POZİTİF ENERJİ, “KEŞKELERİ” BERHAVA EDER

Kitaplarımın basım ve yayımını yapan yayın evine uğradım. Yayınevinin Sahibi- Genel Yayın Yönetmeni sevgili İsmail Çalışkan ve sayfa dizaynını yapan sevgili Mehmet Ateş ile muhabbet ettik. Genel olarak kitap satışlarından, piyasanın durumundan söz ettik. Sohbet esnasında yayınevine bir kardeşimiz geldi. Kitap sordu; -eski baskı.- Tarihçiymiş. Bu alanda Doktora yapıyormuş. Yakın zamanda doktorayı bitirip, Yard. Doç olarak bir Üniversiteye girecekmiş. Şu anda Orman Bölge Müdürlüğünde çalışıyormuş. İsmini bilmiyorum. İsmail Çalışkan da hatırlayamadı. Yüzündeki tebessüm, insana hitap tarzı, sohbetindeki incelik, letafet ve konuşmalarındaki espri anlayışı… inanın insanı kendisine çekiyor! "sohbeti bitmese” diyorsunuz.
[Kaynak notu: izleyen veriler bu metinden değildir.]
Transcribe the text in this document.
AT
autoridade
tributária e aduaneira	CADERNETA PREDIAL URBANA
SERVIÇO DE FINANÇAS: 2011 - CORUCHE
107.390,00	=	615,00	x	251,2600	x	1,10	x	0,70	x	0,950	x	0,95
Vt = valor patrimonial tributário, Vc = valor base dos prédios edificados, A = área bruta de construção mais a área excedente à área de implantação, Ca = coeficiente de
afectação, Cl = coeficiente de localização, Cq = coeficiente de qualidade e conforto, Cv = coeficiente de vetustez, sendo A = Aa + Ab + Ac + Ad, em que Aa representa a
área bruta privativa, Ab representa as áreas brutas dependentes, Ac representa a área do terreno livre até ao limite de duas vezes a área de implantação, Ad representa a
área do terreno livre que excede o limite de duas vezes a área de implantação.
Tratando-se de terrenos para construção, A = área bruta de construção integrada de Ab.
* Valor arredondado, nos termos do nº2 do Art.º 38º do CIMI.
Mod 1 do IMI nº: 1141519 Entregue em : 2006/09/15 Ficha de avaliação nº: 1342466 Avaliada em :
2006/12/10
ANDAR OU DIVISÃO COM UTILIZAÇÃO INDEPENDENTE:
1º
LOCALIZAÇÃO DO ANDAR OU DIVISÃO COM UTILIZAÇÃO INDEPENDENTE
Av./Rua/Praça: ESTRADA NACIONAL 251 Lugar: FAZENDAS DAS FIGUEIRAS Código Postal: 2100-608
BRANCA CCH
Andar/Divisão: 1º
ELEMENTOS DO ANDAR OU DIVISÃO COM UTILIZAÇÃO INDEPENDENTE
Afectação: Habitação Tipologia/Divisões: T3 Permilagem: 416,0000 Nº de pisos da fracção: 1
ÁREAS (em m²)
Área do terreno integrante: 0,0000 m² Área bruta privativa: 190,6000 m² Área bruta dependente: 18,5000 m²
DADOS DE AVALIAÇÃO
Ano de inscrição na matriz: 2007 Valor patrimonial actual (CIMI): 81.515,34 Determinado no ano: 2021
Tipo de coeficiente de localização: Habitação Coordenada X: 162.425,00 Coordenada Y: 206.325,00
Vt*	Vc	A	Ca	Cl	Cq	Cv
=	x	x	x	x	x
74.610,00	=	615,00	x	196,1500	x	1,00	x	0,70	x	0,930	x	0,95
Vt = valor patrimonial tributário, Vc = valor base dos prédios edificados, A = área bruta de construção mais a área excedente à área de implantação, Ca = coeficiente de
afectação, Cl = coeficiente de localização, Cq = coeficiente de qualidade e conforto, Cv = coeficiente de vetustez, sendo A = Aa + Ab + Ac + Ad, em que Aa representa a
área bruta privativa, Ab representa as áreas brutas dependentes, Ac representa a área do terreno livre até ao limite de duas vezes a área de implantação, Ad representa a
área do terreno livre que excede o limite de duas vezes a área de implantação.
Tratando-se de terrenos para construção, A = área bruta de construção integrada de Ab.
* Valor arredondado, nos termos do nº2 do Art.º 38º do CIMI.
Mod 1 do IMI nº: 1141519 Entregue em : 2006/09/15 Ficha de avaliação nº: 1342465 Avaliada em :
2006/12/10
Hani bir söz var; "insanın içine katası geliyor” deriz ya, aynen öyle. Buna benzer bir başka ifade de; "bir insan, yüzüne baktığın zaman sana Allah'ı hatırlatıyor, sana pozitif enerji veriyorsa onun arkadaşlığı samimidir, ona yapışınız…” şeklinde. Bu kardeşimde bendeniz bunu gördüm, bunu hissettim!
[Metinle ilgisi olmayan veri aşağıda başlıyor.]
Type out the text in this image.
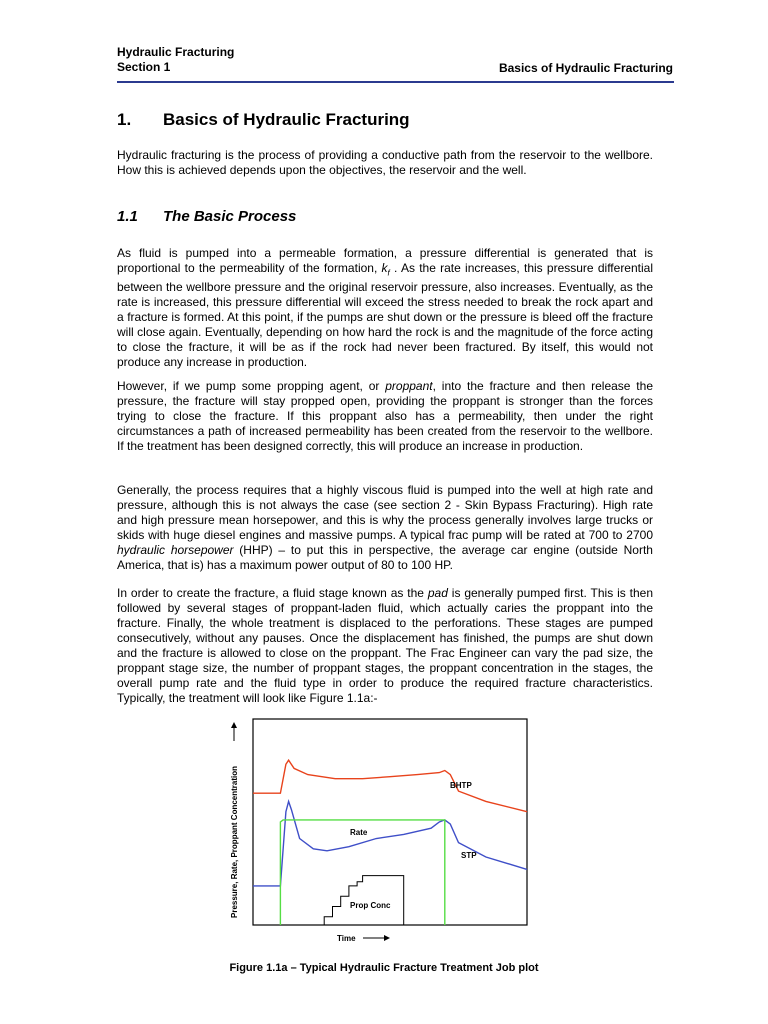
Hydraulic Fracturing
Section 1	Basics of Hydraulic Fracturing
1. Basics of Hydraulic Fracturing

Hydraulic fracturing is the process of providing a conductive path from the reservoir to the wellbore. How this is achieved depends upon the objectives, the reservoir and the well.

1.1 The Basic Process

As fluid is pumped into a permeable formation, a pressure differential is generated that is proportional to the permeability of the formation, $k_f$ . As the rate increases, this pressure differential between the wellbore pressure and the original reservoir pressure, also increases. Eventually, as the rate is increased, this pressure differential will exceed the stress needed to break the rock apart and a fracture is formed. At this point, if the pumps are shut down or the pressure is bleed off the fracture will close again. Eventually, depending on how hard the rock is and the magnitude of the force acting to close the fracture, it will be as if the rock had never been fractured. By itself, this would not produce any increase in production.

However, if we pump some propping agent, or proppant, into the fracture and then release the pressure, the fracture will stay propped open, providing the proppant is stronger than the forces trying to close the fracture. If this proppant also has a permeability, then under the right circumstances a path of increased permeability has been created from the reservoir to the wellbore. If the treatment has been designed correctly, this will produce an increase in production.

Generally, the process requires that a highly viscous fluid is pumped into the well at high rate and pressure, although this is not always the case (see section 2 - Skin Bypass Fracturing). High rate and high pressure mean horsepower, and this is why the process generally involves large trucks or skids with huge diesel engines and massive pumps. A typical frac pump will be rated at 700 to 2700 hydraulic horsepower (HHP) – to put this in perspective, the average car engine (outside North America, that is) has a maximum power output of 80 to 100 HP.

In order to create the fracture, a fluid stage known as the pad is generally pumped first. This is then followed by several stages of proppant-laden fluid, which actually caries the proppant into the fracture. Finally, the whole treatment is displaced to the perforations. These stages are pumped consecutively, without any pauses. Once the displacement has finished, the pumps are shut down and the fracture is allowed to close on the proppant. The Frac Engineer can vary the pad size, the proppant stage size, the number of proppant stages, the proppant concentration in the stages, the overall pump rate and the fluid type in order to produce the required fracture characteristics. Typically, the treatment will look like Figure 1.1a:-

BHTP
Rate
STP
Prop Conc
Time
Pressure, Rate, Proppant Concentration
Figure 1.1a – Typical Hydraulic Fracture Treatment Job plot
Bu, bir ölçüdür. Sadece bu kardeşimiz değil, daha sayamayacağımız kadar insan var böyle bir mizaca sahip olan! İnanın, insanın içi açılıyor, insana inşirah veriyor, sıkıntılar, hayatın dağdağası, kaygılar, üzüntüler… dağılıp gidiyor!

Tabii, bu bir yaratılış diyeceğim fakat, kötü mizaçlı, karamsar tavırlı, her şeyi kapkara gören, kara bir tablo çizen, her şeyde; kusur, kabahat, kötü niyet…sezen ve hisseden insanla, bu insan bir olur mu? "yarısına kadar boş bardak, dünya kötü, piyasa yıkılıyor, insanlarda haya, ahlak kalmamış, işsizlik almış başını gidiyor, ne olacak bu piyasaların hali? Ekmek pahalı, sular bozuk, herkes hırsız, yalancı, dolandırıcı, sahtekar, hilekar…” diyen bir insanı düşünün! Bunlarla yan yana gelmek ister misiniz? Bunlarla sohbet etmek mi size daha hoş gelir? Yoksa, her şeyde iyi niyet arayan, olaylara hoşgörüyle yaklaşan, "yarısına kadar dolu bardak” felsefesiyle bakan, güler yüzlü, hoş sohbet, espri… anlayışına sahip bir insanla mı sohbet edersiniz?

Hiç zor değil; "Lütfen, Rica Ederim, Teşekkür Ederim” sözlerini kullanmak. Bu sözlere para da istemezler. Bizi sıkıntıya da sokmaz. -Sıkıntıya sokmaz zira; işten yorgun gelsek, hayatın bin bir türlü gailesi omuzumuzda olsa bile- önemli olan, tatlı dil, dili iyi kullanmak! O yüzden; "dilin kemiği yok” derler. Bunun için; "tatlı dil yılanı deliğinden çıkartır” sözü vecize olmuş!

Her şey insanda başlar, insanda biter! insan; Allah'ın en şerefli, en değerli varlığıdır! Bu bakımdan, peygamberler insanlar arasından seçilmiştir!

Hep düşünmüşümdür; insanlar neden kendi ayaklarına pranga vurur? Niçin kendi elleriyle kendini tehlikeye atar? Diye. Tavırlarımızda, davranışlarımızda, insanlarla iletişimimizde; "küçük dağları ben yarattım, her şeyi ben bilirim, senin ilmin ne ki? Kaç paralık adamsın? Paran kadar konuş, sen bana emir verecek adam mısın?....”sözleri, hem insanlığımızı bitirir, hem hayatımızı zehir eder. Böyleleri için;

"Ne kendi etti rahat,

Ne verdi dünyaya huzur,

Yıkılıp gitti dünyadan,

ehl-i kubur” denir.

 

Nazar Etsin

Rabbi bilmek isteyen; deryaya nazar etsin,

Güzelliği görsün, dünyaya nazar etsin,

Uzağa gitmeye ne gerek; rüyaya nazar etsin,

Okusun kâinatı, güneşe, aya nazar etsin,

Lisana baksın, konuşmaya, manaya nazar etsin.